In: Finance
Assignment #2 For each of the following topics: (a) Explain to management how it can be put to use in your business.
• Correlation and regression
• Time series
• Capital budgeting
• Linear programming
Remember to clearly indicate the benefits and drawbacks of the method/s and make recommendations for your preferred method/s.
Correlation and regression can be used in business for the purpose of better decision making. Correlation and regression can be used to identify relationships among variables and then interpret them in a manner that will allow business managers to make strategic business decisions. For instance business managers can determine what variables affect their sales quantity. The primary benefit of using correlation and regression is that business managers can make informed decisions. In terms of drawbacks regression and correlation the model assumes that the cause and effect relationship remains unchanged but this is not the case for businesses as the business environment is highly dynamic and cause and effect relationship are prone to frequent changes.

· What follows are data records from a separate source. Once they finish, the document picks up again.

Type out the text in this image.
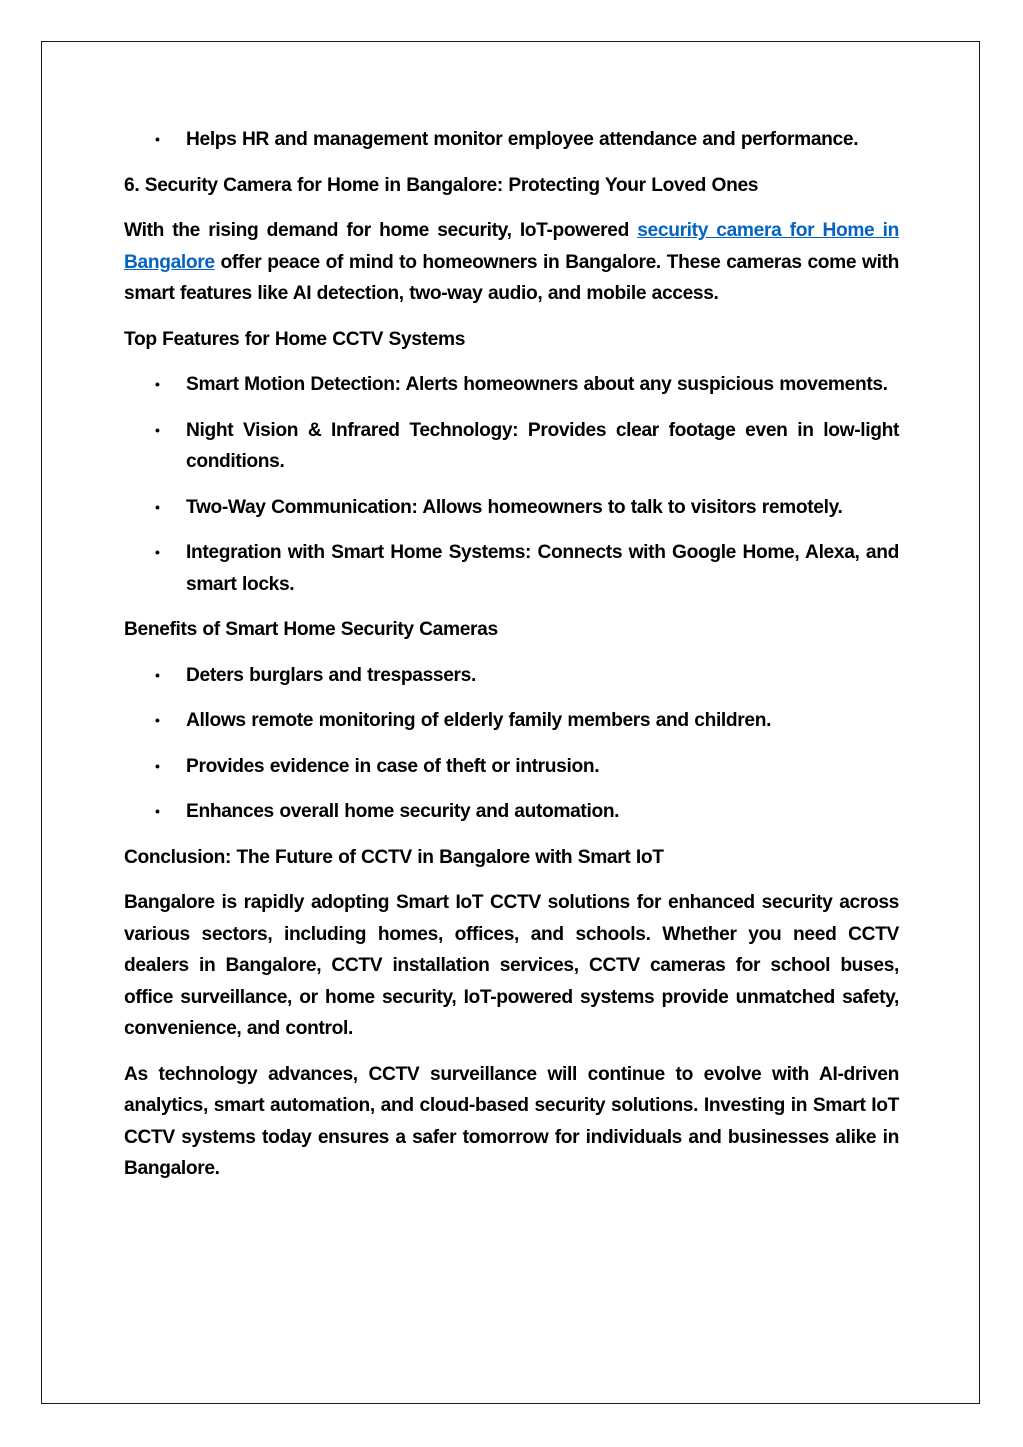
• Helps HR and management monitor employee attendance and performance.

6. Security Camera for Home in Bangalore: Protecting Your Loved Ones

With the rising demand for home security, IoT-powered security camera for Home in Bangalore offer peace of mind to homeowners in Bangalore. These cameras come with smart features like AI detection, two-way audio, and mobile access.

Top Features for Home CCTV Systems

• Smart Motion Detection: Alerts homeowners about any suspicious movements.
• Night Vision & Infrared Technology: Provides clear footage even in low-light conditions.
• Two-Way Communication: Allows homeowners to talk to visitors remotely.
• Integration with Smart Home Systems: Connects with Google Home, Alexa, and smart locks.

Benefits of Smart Home Security Cameras

• Deters burglars and trespassers.
• Allows remote monitoring of elderly family members and children.
• Provides evidence in case of theft or intrusion.
• Enhances overall home security and automation.

Conclusion: The Future of CCTV in Bangalore with Smart IoT

Bangalore is rapidly adopting Smart IoT CCTV solutions for enhanced security across various sectors, including homes, offices, and schools. Whether you need CCTV dealers in Bangalore, CCTV installation services, CCTV cameras for school buses, office surveillance, or home security, IoT-powered systems provide unmatched safety, convenience, and control.

As technology advances, CCTV surveillance will continue to evolve with AI-driven analytics, smart automation, and cloud-based security solutions. Investing in Smart IoT CCTV systems today ensures a safer tomorrow for individuals and businesses alike in Bangalore.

Times series can be used in business to understand the past and predict the future. Essentially time series is a sequence of well-defined data points measured at consistent time intervals. So managers can determine a trend or a pattern with regards to sales, variable costs, overheads etc. In terms of benefits time series enables managers to do descriptive analysis, spectral analysis, as well as forecasting. In terms of drawbacks conclusions drawn from time series analysis is not always perfect.
Capital budgeting can be used in business to determine in which project investments should be made. In other words it helps in determining the best investment option in terms of financial viability and financial feasibility. Management can make use of different techniques of capital budgeting like NPV analysis, IRR analysis, payback period analysis, etc. In terms of benefits capital budgeting can be used to make decisions that has long term consequences. Moreover it leads to making decisions under properly laid out criteria and so there is no element of subjectivity involved. In terms of drawbacks capital budgeting fails to take into consideration qualitative factors.
Linear programming can be used by businesses and the management teams to determine the optimal option given that there are certain constraints which have to be considered while achieving the goal. For instance business managers can seek to maximize profits or minimize costs and can easily use linear programming to determine which combination of factors will help them to achieve their goals considering and factoring in the constraints that are present. In terms of benefits linear programming helps in selecting the best decision in a scenario. In terms of drawbacks linear programming only considers quantitative factors and fails to factor in qualitative factors.
My preferred method is capital budgeting, specially those capital budgeting techniques that considers time value of money. Methods like net present value, internal rate of return, modified internal rate of return etc. have conceptual superiority and always result in selecting that investment proposal that is best for the company in terms of financial attractiveness.